The ICA preliminary investigations showed an alignment in the pricing policies applied over the past three years by CT and the RFI group. The ICA noted that when Metromare entered the market in October 2010 CT aligned its fares with those of Metromare with a 150% increase. Also the fares applied by the parties for freight transport services increased over the examined period.

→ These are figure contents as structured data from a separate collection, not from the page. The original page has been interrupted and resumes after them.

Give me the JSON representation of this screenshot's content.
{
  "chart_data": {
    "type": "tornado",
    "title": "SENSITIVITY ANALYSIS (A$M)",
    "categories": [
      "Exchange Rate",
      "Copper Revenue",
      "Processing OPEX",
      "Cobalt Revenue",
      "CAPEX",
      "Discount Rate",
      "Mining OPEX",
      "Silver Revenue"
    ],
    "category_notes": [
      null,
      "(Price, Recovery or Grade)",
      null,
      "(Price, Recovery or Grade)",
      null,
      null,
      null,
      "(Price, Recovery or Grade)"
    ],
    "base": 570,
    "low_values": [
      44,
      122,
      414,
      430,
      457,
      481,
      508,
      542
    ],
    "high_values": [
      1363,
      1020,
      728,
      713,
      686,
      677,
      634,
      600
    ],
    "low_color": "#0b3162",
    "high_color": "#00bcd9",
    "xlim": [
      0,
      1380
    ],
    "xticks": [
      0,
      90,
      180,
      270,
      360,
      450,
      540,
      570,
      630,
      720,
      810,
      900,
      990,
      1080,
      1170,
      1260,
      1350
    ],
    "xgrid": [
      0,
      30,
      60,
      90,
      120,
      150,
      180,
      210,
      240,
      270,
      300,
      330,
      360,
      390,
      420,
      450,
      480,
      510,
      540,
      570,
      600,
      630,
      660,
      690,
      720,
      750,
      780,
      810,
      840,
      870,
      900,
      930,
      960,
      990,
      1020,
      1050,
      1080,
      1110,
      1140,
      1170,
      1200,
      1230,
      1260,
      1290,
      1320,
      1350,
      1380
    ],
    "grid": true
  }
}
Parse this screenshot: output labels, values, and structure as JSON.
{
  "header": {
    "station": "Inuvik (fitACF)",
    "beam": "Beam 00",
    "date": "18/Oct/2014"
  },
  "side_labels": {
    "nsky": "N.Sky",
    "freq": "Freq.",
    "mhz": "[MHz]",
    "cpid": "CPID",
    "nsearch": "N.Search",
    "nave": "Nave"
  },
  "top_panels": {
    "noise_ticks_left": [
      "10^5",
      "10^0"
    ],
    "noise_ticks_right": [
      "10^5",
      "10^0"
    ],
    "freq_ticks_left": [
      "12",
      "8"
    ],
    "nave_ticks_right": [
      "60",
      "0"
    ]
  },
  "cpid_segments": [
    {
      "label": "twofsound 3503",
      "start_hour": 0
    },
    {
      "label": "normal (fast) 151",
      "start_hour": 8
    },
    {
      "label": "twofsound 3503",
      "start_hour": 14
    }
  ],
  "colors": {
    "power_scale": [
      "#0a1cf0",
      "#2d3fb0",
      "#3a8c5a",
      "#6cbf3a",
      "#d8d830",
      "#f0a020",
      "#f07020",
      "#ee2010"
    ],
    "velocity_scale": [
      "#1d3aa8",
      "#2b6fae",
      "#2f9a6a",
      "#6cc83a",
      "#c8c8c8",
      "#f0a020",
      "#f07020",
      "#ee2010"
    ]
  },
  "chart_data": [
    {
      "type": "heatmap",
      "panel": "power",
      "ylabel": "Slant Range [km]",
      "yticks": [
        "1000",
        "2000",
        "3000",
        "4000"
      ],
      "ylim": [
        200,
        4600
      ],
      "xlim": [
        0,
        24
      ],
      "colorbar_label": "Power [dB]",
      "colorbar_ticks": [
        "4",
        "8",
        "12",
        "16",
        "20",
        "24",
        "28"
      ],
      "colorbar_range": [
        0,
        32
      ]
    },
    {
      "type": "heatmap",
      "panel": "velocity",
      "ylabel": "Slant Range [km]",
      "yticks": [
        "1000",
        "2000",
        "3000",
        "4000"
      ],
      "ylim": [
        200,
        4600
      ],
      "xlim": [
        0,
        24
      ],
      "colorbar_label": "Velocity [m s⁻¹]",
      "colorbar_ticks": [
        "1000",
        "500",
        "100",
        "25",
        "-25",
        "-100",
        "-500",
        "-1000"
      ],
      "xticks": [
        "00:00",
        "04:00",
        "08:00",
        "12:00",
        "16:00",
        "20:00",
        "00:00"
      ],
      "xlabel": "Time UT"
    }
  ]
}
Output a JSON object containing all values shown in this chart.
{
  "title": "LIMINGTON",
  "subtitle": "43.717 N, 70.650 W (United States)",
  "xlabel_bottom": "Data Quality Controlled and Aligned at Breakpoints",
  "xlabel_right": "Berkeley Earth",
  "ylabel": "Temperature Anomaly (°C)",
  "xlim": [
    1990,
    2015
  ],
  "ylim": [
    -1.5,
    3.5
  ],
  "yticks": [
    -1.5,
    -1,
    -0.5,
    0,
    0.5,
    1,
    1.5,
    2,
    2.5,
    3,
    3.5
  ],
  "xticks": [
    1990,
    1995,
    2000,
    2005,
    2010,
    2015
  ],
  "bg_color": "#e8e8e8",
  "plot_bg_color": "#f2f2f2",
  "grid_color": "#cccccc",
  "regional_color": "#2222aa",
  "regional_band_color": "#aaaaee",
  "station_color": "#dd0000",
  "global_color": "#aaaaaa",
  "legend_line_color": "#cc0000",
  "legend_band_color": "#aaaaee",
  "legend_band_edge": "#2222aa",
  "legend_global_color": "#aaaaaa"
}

In addition, the ICA pointed to some market conditions and connection between the parties conducive to collusion. The demand for ferry transport services is particularly inelastic. On the supply side, CT is the largest operator and the market structure is rather crystallized. Over the past 10 years the only new operator to enter the market was the Metromare consortium which is partially owned by Blueferries of the  RFI group. As owner of essential and scarce facilities, ferry terminals, RFI enjoys a strong market position vis-à-vis its competitors. As a result, it might be in the common interest of CT and the other ferry operators to coordinate their commercial policies with RFI than compete with it. Also the links between the parties were perceived by the ICA as a factor conducive to collusion. Indeed. TT is a joint-venture set up by CT, Bluferries and Meridiano. Representatives from CT and RFI sit in the Comitato Portuale that is the main collegiate body of the Port Authority of Messina. For those reasons the ICA believed that the parties had put into practice a complex arrangement by which they colluded on prices and apportioned particular market segments amongst themselves.

Conclusive thoughts
Sardina Ferry Fares confirms that under Italian competition law coordinating a price increase to react to tough market conditions is a anticompetitive agreement, even though the agreed increases were implemented in different ways. It also a remainder of the relevance that structural links between the parties may have to find a price-fixing practice in parallel pricing policies. Considering that similar links appears to exist also in Strait of Messina and  Gulf of Naples it can be argued that they might have a key role in the ICA rulings. Finally, in spite of the serious competition breach found in Sardina Ferry Fares, the amounts of fines levied by the ICA is quite low. It imposed a € 5.462.310,00 fine on Moby, a € 2.370.795,00 fine on GNV, a 231.765,00 fine on SNAV and a € 42.575,00 fine on Marinvest. In that regard, the ICA declared that Marinvest and SNAV had a minor role in the collusion. The former was merely a price follower and did not have any qualified contacts with the other cartelists. The latter exited the market in May 2011. Moreover, the ICA reduced the fine for all parties by 30% owing to their losses resulting from the latest financial statements. Arguably, while recovering from financial losses was held to be irrelevant for the purpose to establish a competition breach, the tough financial situation of the undertakings was instead considered by the ICA when setting the amount of penalties.